From the Archives of 2005 :


 

The Coastline Pilot/LA TIMES

June 10, 2005

 

Chasing the Muse

Catharine Cooper 

 

The scream of sirens jolts me from my meditation, followed by the roar of acceleration as police cars race past the house, their undercarriages smashing the top of speed bumps. Down the hill, I hear more sirens - fire trucks and ambulances, until I am sure that every city emergency vehicle has converged in one location.

 

I can see nothing from the window.  No smoke. No flames.

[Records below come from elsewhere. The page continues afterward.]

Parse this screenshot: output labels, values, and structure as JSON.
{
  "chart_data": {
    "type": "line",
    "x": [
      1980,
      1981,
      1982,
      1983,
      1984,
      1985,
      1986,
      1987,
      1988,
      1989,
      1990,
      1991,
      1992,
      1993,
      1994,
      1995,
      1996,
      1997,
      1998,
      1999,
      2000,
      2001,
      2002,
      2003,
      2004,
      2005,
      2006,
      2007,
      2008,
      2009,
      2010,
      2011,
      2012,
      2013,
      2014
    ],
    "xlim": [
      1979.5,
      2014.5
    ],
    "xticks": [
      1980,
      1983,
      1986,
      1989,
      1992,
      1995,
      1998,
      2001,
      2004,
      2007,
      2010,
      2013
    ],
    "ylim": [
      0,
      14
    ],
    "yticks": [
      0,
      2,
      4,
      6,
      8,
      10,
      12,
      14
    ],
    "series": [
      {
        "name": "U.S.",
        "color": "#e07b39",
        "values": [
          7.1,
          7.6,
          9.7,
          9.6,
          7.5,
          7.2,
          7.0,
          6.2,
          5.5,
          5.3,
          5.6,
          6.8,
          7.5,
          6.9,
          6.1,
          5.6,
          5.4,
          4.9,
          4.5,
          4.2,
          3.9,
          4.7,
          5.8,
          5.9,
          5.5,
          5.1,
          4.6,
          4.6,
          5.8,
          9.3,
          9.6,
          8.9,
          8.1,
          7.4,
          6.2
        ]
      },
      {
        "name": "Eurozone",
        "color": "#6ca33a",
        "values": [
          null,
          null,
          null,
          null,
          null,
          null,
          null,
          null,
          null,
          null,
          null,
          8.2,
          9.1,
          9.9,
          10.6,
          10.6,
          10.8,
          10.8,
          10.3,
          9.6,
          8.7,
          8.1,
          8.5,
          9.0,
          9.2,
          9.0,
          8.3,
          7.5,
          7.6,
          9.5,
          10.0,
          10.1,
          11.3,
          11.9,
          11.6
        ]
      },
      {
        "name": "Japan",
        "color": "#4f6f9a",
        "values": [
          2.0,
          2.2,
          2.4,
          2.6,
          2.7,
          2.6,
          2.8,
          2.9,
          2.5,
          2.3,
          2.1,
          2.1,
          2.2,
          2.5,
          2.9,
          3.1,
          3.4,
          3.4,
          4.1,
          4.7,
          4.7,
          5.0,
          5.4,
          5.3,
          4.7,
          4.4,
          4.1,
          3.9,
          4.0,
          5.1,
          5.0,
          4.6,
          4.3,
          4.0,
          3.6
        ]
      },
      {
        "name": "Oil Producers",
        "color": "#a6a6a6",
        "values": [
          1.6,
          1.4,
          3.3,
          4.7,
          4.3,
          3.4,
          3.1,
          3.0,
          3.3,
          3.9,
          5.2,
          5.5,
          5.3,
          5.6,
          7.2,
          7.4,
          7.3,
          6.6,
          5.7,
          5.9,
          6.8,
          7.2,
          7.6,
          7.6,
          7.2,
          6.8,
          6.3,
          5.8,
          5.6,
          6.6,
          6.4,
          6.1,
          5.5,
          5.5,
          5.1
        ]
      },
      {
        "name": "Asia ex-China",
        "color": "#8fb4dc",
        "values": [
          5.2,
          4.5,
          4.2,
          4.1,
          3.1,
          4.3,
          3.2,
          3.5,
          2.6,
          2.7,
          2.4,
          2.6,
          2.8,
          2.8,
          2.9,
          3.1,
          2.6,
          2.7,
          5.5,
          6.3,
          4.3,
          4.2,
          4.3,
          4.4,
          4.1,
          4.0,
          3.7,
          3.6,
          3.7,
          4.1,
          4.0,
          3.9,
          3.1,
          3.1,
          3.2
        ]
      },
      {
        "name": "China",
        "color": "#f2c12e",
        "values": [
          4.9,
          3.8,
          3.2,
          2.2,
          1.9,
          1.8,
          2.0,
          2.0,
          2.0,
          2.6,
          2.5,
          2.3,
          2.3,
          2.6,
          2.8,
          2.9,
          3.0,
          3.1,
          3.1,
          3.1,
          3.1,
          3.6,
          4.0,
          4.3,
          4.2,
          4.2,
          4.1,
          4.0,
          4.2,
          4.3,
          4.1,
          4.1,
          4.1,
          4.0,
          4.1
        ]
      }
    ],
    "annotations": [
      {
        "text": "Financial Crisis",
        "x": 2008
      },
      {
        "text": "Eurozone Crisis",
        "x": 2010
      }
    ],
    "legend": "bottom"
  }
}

I pick up the phone to call mom.  We always check on each other during emergencies, but she doesn’t answer.  It’s too early for golf.  Maybe she’s in the shower.

 

Out the window, I see a brigade of helicopters as they sweep in from Los Angeles.  Knowing they will expose what I cannot see, I turn on the television. I hear the words before the picture. Landslide. Homes. Injured. The first image on the screen is my mom and dad’s house surrounded by a mountain of displaced earth.  Wait.  My mom and dad’s house!  The mind processes the picture as the feet run for car keys and the door.

 

Streets are barricaded. Traffic is snarled, confused.  I park my car a short distance from the barricades and begin to run, down Bluebird, past the park and up the hill. Police and fireman raise their hands, but I keep running. I keep running until I see them, hand in hand, dusted with dirt, slowly making their way to safety.  We clutch one another, sobbing.

 

A normal morning, my dad had gone to get the paper at the top of their easement from Madison.  They had just sat down to a breakfast of cereal and bananas when mom began to hear strange noises.  At first, she thought it might be a deer, oddly scratching on the front porch.  Then she thought that somehow some animal had been trapped inside the broom closet.  Dad got up and slowly opened the front door.  He looked at her, told her to get up - that they had to get out of the house. 

 

They stepped across the threshold and watched the house slip several feet from the porch.  They stepped off the porch onto the concrete steps that led toward the driveway, and watched the porch slip away from the steps. They screamed at their neighbor to get out - that the houses were moving.  Around them, garages cascaded down from the hillside, windows exploded in showers of glass.  The driveway in front of them buckled, folded and vanished in fissures that appeared in the earth.

 

They stood alone on what remained of their concrete stairway, a tiny dark grey island surrounded by devastation.  Above them, the sheer face of a newly formed cliff, the top of which had formerly been their driveway.  Beside and below them, more broken earth, strewn concrete culverts, and their house, broken into two pieces.  The crackling of electrical wires mingled with the groan and tear of structures ripping apart. 

 

For 45 minutes the stood, waiting to be found.  Officer Bob Van Order and Battalion Chief Jeff LaTendresse finally heard their cries of ‘help’ and ‘over here’.  Together, the two men carried or assisted my parents over and through the rubble and mountainous piles of heaved earth to the relative safety Oriole Drive. 

 

Behind them, my parents’ home of 1044 Flamingo Road rested uncomfortable about 100 feet lower than when dad went to get the morning paper, and 80 feet to the south.  Surprisingly, they had ridden the entire slide while spooning cereal and contemplating the day’s chores.  Smack dab in the middle of the two sheer walls, the earth beneath their house slid gently on a slippery bed of moist clay.  The olive tree outside the kitchen window traveled with them, a constant in their view.  The crystal in the cabinets never budged.

 

My parents are physically unscathed, and emotionally holding together, which is all that really matters.  The process of recreating a life is not easy for anyone, and certainly unplanned by them at 78 and 86.  Disaster wears a different face when you are the one in its grasp. 

 

Mom spoke of filling the bird feeders and watering the rose on the porch, the one that carries the ashes of her father and his wife.  When you live in one house for 39 years, there is a sense of roots, a knowing of place and neighbors.  The olive tree, the avocado, the tomatoes and the flowers in earth you have worked with your hands for those long years.  A particular morning view with one’s coffee that satisfies the senses.

 

While (gratefully) the helicopters have grown infrequent. the swell of support for all those affected has been momentous.  Laguna’s community and infrastructure – the police, fire, building department and staff have provided tremendous support, compassion and understanding.  Words are inadequate to express the gratitude I feel toward all who have offered help and assistance.  Simply know, my heart thanks you a thousand times each day.